Retailers usually scan bar codes on displays when they are received into inventory at the back of the store. Most don't share any data with their suppliers, so manufacturers don't know if or when a promotional display arrived. But even if retailers provided that information via a secure extranet, suppliers have no way of knowing whether the displays are sitting forlornly in the back room or are being showered with attention from consumers in a highly trafficked area of the store.

K-C uses a retail business services company called Crossmark to conduct random checks at stores to confirm that displays and product have been merchandised properly (that is, brought out to the store floor and positioned correctly). When Crossmark representatives don't find the displays on the floor, they can alert the retailer to bring them out. But this spot-check approach has its limits because the merchandisers can't hit every store or check on every SKU.


RFID is helping manufacturers and retailers avoid losing out on potential sales.

K-C's brain trust realized that RFID could add a new level of visibility. If a store had an RFID infrastructure—interrogators installed at the back of the store and between the back room and the retail floor—K-C could tag displays and, using the data supplied by the retailer, see in near-real time when the displays arrived at the stores and were brought out to the floor.

In 2005, K-C ran a couple of pilots in which it mailed tags based on EPCglobal's Electronic Product Code standard to a contract packager assembling and packing displays, and had it apply the tags to the displays. But some of these tagged displays never showed up in the data supplied by the retail partner, perhaps because the tagged displays went to a store without RFID interrogators. K-C could have solved the issue by routing the promotional displays to a K-C RFID-enabled distribution center, where it could encode and apply the RFID tags and then track them as they were sent to the retailer, but that would have been inefficient and incurred additional shipping costs.

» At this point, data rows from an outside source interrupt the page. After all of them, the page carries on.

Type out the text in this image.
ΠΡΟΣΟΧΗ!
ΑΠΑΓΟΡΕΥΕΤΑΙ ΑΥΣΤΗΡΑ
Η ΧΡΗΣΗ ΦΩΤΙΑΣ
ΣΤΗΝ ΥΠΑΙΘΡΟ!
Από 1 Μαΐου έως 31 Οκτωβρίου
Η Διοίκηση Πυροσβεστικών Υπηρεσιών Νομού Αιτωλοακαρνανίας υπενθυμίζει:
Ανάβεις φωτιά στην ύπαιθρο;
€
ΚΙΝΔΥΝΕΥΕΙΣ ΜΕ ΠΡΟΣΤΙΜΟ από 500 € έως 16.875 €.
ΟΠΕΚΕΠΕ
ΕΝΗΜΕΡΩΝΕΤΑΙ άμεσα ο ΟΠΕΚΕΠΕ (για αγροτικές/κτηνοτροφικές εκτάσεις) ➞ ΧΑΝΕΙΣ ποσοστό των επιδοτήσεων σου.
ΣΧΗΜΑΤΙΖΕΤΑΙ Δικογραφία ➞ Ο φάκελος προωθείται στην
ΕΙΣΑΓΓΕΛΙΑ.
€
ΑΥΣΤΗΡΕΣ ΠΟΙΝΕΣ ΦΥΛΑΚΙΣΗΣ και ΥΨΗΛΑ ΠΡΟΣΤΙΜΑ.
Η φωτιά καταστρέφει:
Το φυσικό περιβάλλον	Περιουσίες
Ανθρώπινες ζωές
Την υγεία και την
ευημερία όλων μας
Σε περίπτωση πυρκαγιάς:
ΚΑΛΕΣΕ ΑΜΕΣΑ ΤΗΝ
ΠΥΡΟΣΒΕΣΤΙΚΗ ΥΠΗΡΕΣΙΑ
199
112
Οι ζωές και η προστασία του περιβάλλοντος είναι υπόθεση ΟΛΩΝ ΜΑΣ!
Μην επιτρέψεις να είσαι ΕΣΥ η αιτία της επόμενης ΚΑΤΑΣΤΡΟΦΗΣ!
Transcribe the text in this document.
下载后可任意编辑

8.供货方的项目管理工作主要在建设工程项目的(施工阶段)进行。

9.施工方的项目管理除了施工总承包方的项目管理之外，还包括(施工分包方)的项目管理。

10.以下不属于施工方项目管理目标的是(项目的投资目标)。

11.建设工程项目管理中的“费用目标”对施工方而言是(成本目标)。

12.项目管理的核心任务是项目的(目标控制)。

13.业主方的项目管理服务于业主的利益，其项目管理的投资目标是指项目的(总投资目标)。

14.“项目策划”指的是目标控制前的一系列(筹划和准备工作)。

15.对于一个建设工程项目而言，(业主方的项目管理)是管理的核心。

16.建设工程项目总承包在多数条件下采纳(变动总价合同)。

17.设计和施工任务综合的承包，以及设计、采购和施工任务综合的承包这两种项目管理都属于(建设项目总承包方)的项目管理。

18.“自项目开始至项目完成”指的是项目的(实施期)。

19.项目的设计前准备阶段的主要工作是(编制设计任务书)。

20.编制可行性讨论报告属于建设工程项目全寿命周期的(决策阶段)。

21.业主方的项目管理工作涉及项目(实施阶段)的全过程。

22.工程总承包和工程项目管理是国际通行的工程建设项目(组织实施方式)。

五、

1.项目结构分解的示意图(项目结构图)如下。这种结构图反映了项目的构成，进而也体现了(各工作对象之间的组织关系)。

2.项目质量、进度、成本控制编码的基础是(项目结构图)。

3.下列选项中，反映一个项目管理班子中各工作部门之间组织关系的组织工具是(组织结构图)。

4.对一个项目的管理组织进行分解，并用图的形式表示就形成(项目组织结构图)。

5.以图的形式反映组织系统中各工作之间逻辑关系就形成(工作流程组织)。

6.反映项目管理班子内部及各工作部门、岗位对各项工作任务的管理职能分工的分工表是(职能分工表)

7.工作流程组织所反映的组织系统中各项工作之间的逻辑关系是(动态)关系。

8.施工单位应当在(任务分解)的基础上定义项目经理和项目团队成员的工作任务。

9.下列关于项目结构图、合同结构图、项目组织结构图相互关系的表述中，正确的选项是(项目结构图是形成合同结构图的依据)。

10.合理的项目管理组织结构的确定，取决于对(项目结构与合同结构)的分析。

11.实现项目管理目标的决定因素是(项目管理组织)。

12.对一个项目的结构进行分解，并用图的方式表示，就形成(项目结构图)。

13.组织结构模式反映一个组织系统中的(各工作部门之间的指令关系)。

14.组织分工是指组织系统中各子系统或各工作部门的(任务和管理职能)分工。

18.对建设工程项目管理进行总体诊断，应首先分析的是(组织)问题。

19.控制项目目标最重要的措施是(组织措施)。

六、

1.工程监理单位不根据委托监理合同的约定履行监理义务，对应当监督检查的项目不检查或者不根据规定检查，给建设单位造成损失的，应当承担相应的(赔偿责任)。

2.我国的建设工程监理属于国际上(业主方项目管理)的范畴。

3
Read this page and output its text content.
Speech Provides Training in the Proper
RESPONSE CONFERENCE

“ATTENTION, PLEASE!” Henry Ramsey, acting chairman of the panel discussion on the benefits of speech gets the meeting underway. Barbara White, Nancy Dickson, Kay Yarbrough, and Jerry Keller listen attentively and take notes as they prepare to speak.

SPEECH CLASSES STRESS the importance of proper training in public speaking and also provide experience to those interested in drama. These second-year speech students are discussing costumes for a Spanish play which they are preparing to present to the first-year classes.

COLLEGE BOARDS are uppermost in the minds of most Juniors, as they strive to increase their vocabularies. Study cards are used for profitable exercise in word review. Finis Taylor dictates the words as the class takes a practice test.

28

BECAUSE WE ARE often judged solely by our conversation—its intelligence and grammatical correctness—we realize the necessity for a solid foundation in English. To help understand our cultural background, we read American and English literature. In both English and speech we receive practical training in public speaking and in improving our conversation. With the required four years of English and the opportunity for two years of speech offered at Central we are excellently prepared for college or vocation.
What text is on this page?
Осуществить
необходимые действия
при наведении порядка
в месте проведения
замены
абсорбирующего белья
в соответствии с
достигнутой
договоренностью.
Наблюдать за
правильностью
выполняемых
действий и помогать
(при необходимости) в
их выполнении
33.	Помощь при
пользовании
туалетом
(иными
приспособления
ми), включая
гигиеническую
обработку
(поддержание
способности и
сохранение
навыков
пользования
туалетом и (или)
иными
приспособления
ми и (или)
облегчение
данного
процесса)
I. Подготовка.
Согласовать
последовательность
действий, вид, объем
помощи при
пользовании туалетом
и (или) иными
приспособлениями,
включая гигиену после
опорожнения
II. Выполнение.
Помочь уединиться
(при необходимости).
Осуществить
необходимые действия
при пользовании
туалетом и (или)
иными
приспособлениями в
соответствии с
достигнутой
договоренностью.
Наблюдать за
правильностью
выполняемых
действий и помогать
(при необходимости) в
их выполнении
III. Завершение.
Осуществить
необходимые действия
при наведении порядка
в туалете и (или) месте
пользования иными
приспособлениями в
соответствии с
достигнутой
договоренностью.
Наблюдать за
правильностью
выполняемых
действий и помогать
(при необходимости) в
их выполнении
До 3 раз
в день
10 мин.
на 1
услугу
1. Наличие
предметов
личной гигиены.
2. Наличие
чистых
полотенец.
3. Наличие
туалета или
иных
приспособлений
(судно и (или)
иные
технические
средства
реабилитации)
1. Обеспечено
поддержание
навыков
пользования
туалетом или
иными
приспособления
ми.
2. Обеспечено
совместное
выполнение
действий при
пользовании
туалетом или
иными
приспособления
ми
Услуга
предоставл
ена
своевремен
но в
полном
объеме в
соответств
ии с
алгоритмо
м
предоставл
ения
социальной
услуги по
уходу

Another challenge was K-C didn't have effective processes or robust RFID data analytics software for analyzing the RFID data it was getting back from its retail partner. "We were collecting read data and dumping it into Microsoft Excel and then doing our own analysis of how well we executed," says Therrien. "Once you got past 10 to 15 stores, it got a lot harder to manage the data."

K-C solved that issue by turning to software provider OATSystems, which had developed applications that use RFID data to drive business value. K-C purchased an enterprise license for OATSystems' OATaxiom and OATxpress applications. "That software platform was put in place in 2006," says Therrien. "It really started to mature and meet our needs as our retail partner scaled up the number of stores with the RFID infrastructure."